Sua atitude diante do mundo
contemporâneo fala a todos
nós (pós-)modernos, e não só
aos católicos. Este é, de certa
forma, o núcleo de sua proposta
de diálogo teológico com as culturas: trair as mentiras que repousam sobre os pressupostos
modernos dos problemas humanos. Sua relevância é proporcional à resistência que produz. A teologia pode sair, talvez,
de sua irrelevância intelectual.
Aquilo que o teólogo John
Milbank chama de "feitiço da
modernidade" nos mantêm a
todos em sono profundo: o sono dogmático de nossas chaves
"científicas" sociopolíticas.
Bento 16 retira a teologia da
vala comum da pastoral provinciana e a lança ao espaço de
risco de uma hermenêutica da
(pós-)modernidade para além
do bê-á-bá do cristianismo político, este sim incapaz de olhar
a miséria eterna (e não histórica) do ser humano.

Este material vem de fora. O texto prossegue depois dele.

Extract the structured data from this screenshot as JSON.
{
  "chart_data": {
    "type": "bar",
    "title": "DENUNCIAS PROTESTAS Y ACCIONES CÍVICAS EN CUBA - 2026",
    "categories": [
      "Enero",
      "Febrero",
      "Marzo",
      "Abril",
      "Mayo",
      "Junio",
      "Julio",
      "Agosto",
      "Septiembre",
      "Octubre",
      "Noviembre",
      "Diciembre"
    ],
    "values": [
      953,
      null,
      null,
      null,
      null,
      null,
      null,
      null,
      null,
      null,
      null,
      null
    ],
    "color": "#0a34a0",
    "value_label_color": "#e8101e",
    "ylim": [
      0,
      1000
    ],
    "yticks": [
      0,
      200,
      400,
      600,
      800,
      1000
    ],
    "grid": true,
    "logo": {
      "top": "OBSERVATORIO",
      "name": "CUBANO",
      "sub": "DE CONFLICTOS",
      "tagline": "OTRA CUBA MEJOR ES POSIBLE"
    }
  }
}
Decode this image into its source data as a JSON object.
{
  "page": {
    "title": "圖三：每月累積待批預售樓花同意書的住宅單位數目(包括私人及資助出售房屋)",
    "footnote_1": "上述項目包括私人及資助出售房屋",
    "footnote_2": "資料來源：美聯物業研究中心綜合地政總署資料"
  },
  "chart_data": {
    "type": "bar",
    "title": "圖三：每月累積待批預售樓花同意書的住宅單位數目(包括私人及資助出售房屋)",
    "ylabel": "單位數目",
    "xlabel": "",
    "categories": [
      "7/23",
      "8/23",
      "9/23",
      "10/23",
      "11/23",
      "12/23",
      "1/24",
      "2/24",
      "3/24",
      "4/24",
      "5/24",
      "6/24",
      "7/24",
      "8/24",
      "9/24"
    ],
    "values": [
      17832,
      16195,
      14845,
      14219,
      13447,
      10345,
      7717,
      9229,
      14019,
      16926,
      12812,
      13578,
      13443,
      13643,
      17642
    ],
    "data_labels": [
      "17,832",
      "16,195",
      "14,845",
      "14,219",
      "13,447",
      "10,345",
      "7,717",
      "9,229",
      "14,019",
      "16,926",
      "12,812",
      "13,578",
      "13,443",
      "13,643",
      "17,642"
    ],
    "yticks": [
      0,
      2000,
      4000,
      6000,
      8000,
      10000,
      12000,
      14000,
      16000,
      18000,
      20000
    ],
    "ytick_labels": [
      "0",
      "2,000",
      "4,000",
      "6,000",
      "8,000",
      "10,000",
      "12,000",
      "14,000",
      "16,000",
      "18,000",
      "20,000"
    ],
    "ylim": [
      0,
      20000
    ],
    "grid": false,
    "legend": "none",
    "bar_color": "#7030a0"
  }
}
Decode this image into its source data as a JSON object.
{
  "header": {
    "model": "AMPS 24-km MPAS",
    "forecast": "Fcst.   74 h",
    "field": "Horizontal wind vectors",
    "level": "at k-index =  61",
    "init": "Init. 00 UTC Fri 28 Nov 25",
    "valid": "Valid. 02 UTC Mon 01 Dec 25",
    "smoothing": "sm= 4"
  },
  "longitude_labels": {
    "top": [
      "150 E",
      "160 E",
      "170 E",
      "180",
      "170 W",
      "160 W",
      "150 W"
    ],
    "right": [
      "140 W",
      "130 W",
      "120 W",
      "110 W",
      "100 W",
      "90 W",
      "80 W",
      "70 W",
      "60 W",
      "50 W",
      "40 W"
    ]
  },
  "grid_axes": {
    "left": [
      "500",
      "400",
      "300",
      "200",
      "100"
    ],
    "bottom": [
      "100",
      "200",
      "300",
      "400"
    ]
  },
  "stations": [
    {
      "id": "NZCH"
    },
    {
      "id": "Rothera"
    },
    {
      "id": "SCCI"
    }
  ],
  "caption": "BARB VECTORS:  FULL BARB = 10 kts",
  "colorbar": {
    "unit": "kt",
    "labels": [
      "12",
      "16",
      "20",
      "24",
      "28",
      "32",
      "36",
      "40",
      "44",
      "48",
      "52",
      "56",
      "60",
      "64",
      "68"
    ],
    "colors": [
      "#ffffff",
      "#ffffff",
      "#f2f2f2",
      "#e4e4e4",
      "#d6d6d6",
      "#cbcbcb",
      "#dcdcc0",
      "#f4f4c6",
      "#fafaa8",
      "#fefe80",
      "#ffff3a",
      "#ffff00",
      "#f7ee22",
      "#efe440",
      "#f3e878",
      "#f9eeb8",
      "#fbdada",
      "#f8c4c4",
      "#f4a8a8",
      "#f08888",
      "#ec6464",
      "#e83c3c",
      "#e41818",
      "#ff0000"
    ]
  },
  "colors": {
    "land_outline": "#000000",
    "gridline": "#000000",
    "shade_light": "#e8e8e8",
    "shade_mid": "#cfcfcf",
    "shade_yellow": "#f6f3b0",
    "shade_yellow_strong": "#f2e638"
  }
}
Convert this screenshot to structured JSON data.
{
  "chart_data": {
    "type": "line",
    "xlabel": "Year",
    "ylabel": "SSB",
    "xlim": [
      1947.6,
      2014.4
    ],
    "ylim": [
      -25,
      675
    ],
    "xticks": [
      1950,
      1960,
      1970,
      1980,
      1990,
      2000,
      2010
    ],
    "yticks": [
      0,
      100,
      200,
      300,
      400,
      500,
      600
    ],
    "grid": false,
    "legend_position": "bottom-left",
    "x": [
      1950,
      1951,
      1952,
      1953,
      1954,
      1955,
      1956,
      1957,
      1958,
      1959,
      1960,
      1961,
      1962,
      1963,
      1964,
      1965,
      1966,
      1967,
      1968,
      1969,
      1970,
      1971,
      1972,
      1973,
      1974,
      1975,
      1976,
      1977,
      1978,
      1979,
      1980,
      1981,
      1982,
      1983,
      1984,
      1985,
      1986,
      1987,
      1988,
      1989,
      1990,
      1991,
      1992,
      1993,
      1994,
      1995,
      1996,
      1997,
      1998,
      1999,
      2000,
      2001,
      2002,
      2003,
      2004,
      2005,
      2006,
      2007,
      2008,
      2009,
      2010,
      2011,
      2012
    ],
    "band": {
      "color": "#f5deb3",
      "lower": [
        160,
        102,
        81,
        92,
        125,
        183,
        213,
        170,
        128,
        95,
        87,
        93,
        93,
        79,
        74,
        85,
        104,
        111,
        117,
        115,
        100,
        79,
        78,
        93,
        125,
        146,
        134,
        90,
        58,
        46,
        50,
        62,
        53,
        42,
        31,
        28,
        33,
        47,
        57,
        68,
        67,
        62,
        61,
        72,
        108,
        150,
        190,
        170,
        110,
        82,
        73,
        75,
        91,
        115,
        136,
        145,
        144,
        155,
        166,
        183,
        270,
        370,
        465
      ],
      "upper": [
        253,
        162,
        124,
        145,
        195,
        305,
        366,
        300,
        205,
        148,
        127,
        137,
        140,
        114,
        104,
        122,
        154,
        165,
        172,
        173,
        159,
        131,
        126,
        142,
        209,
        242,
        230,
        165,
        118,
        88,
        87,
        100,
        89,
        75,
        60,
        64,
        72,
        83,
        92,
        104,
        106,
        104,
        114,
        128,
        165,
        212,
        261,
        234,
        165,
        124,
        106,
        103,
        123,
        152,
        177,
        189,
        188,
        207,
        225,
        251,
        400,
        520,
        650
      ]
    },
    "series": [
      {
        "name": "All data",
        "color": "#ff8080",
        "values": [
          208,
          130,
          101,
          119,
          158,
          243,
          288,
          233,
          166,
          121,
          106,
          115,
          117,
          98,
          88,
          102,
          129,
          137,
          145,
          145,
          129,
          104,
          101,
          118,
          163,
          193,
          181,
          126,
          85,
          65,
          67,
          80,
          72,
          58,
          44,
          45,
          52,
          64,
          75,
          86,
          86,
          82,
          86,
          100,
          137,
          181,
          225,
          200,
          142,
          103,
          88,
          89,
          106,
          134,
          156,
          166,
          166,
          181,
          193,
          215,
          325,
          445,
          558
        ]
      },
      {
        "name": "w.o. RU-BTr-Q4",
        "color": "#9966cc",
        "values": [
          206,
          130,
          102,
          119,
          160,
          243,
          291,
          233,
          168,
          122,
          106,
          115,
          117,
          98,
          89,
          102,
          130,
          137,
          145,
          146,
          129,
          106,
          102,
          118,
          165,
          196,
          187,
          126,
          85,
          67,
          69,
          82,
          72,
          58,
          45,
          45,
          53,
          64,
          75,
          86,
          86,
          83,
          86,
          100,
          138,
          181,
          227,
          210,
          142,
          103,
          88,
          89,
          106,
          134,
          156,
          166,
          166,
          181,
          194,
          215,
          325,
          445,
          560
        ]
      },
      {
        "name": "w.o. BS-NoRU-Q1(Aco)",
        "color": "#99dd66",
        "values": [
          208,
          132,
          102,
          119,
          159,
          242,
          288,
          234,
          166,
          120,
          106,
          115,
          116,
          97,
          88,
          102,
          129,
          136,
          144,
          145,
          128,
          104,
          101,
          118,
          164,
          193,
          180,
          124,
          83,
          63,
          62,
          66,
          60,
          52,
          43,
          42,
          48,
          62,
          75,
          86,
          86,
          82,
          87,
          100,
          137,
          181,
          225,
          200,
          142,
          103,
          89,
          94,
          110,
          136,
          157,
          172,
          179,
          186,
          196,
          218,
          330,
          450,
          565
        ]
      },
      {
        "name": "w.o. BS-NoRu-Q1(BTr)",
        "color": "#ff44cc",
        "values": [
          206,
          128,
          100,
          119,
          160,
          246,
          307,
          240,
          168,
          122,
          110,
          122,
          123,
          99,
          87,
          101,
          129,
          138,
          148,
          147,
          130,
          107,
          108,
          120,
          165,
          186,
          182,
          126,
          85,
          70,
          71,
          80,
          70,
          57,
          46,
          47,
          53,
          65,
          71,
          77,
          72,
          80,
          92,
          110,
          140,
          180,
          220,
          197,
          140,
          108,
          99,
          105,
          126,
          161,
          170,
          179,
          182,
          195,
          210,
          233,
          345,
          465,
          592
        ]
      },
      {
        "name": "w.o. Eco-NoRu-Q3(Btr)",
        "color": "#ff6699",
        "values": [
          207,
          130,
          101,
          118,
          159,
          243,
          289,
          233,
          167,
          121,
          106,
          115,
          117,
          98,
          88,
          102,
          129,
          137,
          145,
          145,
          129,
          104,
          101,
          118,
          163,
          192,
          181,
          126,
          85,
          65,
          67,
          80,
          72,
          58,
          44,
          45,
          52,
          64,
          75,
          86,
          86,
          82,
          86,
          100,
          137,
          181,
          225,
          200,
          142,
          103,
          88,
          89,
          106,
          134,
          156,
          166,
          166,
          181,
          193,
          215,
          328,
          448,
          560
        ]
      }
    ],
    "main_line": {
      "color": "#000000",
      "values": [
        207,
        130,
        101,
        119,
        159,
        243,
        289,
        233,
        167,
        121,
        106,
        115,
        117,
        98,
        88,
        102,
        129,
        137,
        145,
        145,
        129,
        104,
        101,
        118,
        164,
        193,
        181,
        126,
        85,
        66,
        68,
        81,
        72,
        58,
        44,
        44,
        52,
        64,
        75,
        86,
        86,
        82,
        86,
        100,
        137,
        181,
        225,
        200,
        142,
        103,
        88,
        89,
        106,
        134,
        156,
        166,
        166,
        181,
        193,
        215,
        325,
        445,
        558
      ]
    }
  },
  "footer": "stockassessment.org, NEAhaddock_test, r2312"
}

Seu agostinismo, em meio a
outras referências, marca a
qualidade de seu olhar: o homem é um animal dilacerado
pelo pó que o constitui e que
por isso mesmo se faz revolta
na forma de um programa de libertação contra a opressão do
vazio que nos habita.
A revolta do amor-próprio
ferido (sou contingente e efêmero) é a chave do narcisismo
teológico que nos cega (não
aceito ser contingente e efêmero). O orgulhoso nasce antes do
político e do ideológico. A redenção é perceber-se dádiva e
não revolta política. Se o Deus
de Israel fosse "político", a Europa ocidental seria seu paraíso. Evidentemente que a ganância eterna dos mentirosos
impede a vida, mas aqueles que
comem diariamente deveriam
libertar a reflexão teológica do
vício banal da racionalidade do
marketing da emancipação.
Vivemos na fronteira de uma
redefinição de Cristo, que caminha em direção à dissipação
lenta do conceito de encarnação (o homem Jesus é Deus),
núcleo que sustenta o diferencial teológico do cristianismo
antigo. O cristianismo político
associa o relativismo presente
no conceito de ortopraxis (que
pensa a prática política como
fundação do pensamento ao
longo da história e que por isso
se opõe a qualquer noção de
ortodoxia, vista desse ângulo
como sempre autoritária) com
a (des)ideologização de Deus
como verdade exegética (como
se a crítica da "ideologia de
Deus" fosse o resto da "verdade
pura" possível).
O cristianismo político tende
a fundar uma nova tribo de Israel: as vítimas da opressão política (econômica ou social). Erra, como erra a modernidade
científica, ao identificar a política como chave suprema de
entendimento do mundo.
Se a miséria é estruturalmente política, estou livre de
ser eu a causa do mal no mundo, esse é o ganho perverso da
politização de Deus. Temo que
uma releitura política das bases
históricas do cristianismo nos
leve um dia a "perceber" que a
"santa" vontade popular diante
de Pilatos não errou quando escolheu Barrabás.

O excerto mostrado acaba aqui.